Generally referred to as rent, income - or regular payments - from
real estate can come in many forms.
_Raw Land Income_
Depending on your rights to the land, companies may pay you royalties
for any discoveries or regular payments for any structures they add.
These include pump jacks, pipelines, gravel pits, access roads, cell
towers and so on. Raw land can also be rented for production, usually
agricultural production.
_Residential Property Income_
Although it is possible that you may earn income from the installation
of a cell tower or other structure, the vast majority of residential
property income comes in the form of basic rent. Your tenants pay a
fixed amount per month - and this will go up with inflation and demand
- and you take out your costs from it and claim the remaining portion
as rental income. While it is true that you will get an insurance
payout if your tenants burn down the place, the payout only covers the
cost of replacing what is lost and is not income in a real sense.
_Commercial Property Income_
Commercial properties can produce income from the aforementioned
sources - with basic rent again being the most common - but can also
add one more in the form of option income. Many commercial tenants
will pay fees for contractual options like the right of first refusal
on the office next door. These are essentially options that tenants
pay a premium to hold, whether they exercise them or not. Options
income is sometimes used for raw land and even residential property,
but they are far from common.

*What About REITs or MICs?*
Real estate investment trusts (REIT) and Mortgage Investment
Corporations (MIC) are generally considered to be great ways of
getting income from real estate. This is true, but only in the sense
that real estate is the underlying security. With a REIT, the owner of
multiple commercial properties sells shares to investors - usually to
fund the purchase of more properties - and then passes on the rental
income in the form of distribution. The REIT is the landlord for the
tenants (who pay rent), but the owners of the REIT get the income once
the expenses of running the buildings and the REIT are taken out.

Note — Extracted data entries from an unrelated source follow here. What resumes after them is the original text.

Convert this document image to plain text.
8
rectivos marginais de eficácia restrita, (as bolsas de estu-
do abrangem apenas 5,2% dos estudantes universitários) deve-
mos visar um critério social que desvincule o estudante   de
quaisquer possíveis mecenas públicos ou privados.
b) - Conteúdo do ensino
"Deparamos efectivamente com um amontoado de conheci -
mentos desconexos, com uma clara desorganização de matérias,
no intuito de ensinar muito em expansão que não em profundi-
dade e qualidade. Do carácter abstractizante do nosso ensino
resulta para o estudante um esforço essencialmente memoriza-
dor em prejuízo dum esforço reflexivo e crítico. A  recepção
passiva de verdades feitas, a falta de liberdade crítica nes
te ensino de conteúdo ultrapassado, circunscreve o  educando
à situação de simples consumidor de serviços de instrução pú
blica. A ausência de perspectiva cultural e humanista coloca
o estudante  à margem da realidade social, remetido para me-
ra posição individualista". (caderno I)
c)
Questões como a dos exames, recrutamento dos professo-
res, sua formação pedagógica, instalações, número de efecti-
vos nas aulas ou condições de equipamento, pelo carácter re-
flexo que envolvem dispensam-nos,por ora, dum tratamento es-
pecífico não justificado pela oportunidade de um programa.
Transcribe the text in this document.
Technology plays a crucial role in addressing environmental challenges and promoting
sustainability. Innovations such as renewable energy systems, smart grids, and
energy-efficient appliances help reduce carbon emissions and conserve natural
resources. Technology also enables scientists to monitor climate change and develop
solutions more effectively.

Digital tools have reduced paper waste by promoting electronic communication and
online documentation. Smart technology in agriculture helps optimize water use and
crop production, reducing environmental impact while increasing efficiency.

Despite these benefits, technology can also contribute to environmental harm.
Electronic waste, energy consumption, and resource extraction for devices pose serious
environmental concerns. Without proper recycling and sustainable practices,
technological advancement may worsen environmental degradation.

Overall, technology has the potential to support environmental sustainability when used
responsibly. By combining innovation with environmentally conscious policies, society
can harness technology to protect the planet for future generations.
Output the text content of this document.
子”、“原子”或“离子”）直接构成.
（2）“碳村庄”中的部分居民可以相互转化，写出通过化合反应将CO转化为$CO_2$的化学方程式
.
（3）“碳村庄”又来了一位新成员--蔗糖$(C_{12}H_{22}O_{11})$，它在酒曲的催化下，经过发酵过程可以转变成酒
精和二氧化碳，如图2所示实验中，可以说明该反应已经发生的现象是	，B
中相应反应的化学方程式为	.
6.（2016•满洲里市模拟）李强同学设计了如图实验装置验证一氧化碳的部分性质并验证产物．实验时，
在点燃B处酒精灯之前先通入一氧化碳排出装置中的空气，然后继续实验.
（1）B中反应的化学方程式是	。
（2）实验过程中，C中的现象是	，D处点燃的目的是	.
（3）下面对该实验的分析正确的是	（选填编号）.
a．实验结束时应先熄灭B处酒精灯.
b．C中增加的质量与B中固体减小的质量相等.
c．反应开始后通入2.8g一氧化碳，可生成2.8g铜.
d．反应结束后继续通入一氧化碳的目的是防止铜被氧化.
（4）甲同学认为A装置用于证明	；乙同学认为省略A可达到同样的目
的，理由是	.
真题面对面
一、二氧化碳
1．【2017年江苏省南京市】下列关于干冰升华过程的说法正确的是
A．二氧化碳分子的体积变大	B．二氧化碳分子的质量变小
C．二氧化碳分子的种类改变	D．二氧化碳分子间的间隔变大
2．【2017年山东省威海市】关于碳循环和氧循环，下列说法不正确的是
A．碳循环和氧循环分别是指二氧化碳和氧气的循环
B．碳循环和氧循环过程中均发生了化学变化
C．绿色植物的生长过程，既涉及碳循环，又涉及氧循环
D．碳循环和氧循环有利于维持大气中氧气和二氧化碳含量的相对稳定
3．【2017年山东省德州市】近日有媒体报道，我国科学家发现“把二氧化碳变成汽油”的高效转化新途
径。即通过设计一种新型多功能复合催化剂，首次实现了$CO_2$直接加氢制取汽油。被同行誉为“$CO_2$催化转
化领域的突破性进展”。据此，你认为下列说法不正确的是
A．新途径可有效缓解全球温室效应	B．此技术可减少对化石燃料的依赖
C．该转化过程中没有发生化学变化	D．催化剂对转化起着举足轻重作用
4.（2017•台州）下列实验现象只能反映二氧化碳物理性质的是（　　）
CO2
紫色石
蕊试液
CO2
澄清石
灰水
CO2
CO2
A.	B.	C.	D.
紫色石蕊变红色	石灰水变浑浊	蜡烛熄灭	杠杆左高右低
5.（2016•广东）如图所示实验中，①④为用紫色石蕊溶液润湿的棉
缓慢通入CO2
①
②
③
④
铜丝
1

MICs are even a further step removed, as they invest in private
mortgages rather than the underlying properties. MICs are different
from MBSs in that they hold entire mortgages and pass on the interest
from payments to investors, rather than securitizing the interest
streams independent of the original mortgage. Still, they are not so
much real estate investments as they are debt investments, and thus
outside of our area of interest.

*Smoke and Mirrors*
Similar to securities with real estate underlying the investment, most
of the alternative "blow your mind with super fantastic return"
methods are merely a layer on top of these two basic steams of income.
For example, there are informal residential real estate options where
you pay a fee to have the right to buy a house at a given time, say
after a month, for an agreed upon price. Then, you find investors who
will pay more than your option price for the property. In this case,
the premium you get is essentially a finder's fee for matching a
person looking for an investment with a person looking to sell - no
different than a real estate agent. Although this is income, it
doesn't come from buying (i.e. holding the deed to) a piece of real

Similarly, no money down or OPM deals are simply the financing aspect
of the deal - it doesn't change how the buyer is planning to make
money in the long run.

*The Bottom Line*
If someone is trying to sell you on a new way to make money in real
estate other than buying low and selling high or collecting rent,
they're probably trying to sell you on the process of real estate
investing rather than a new mechanism for making profits. Whether the
process is worth it or not is up to you, but know that it doesn't
change how money will be made (or lost) in the end.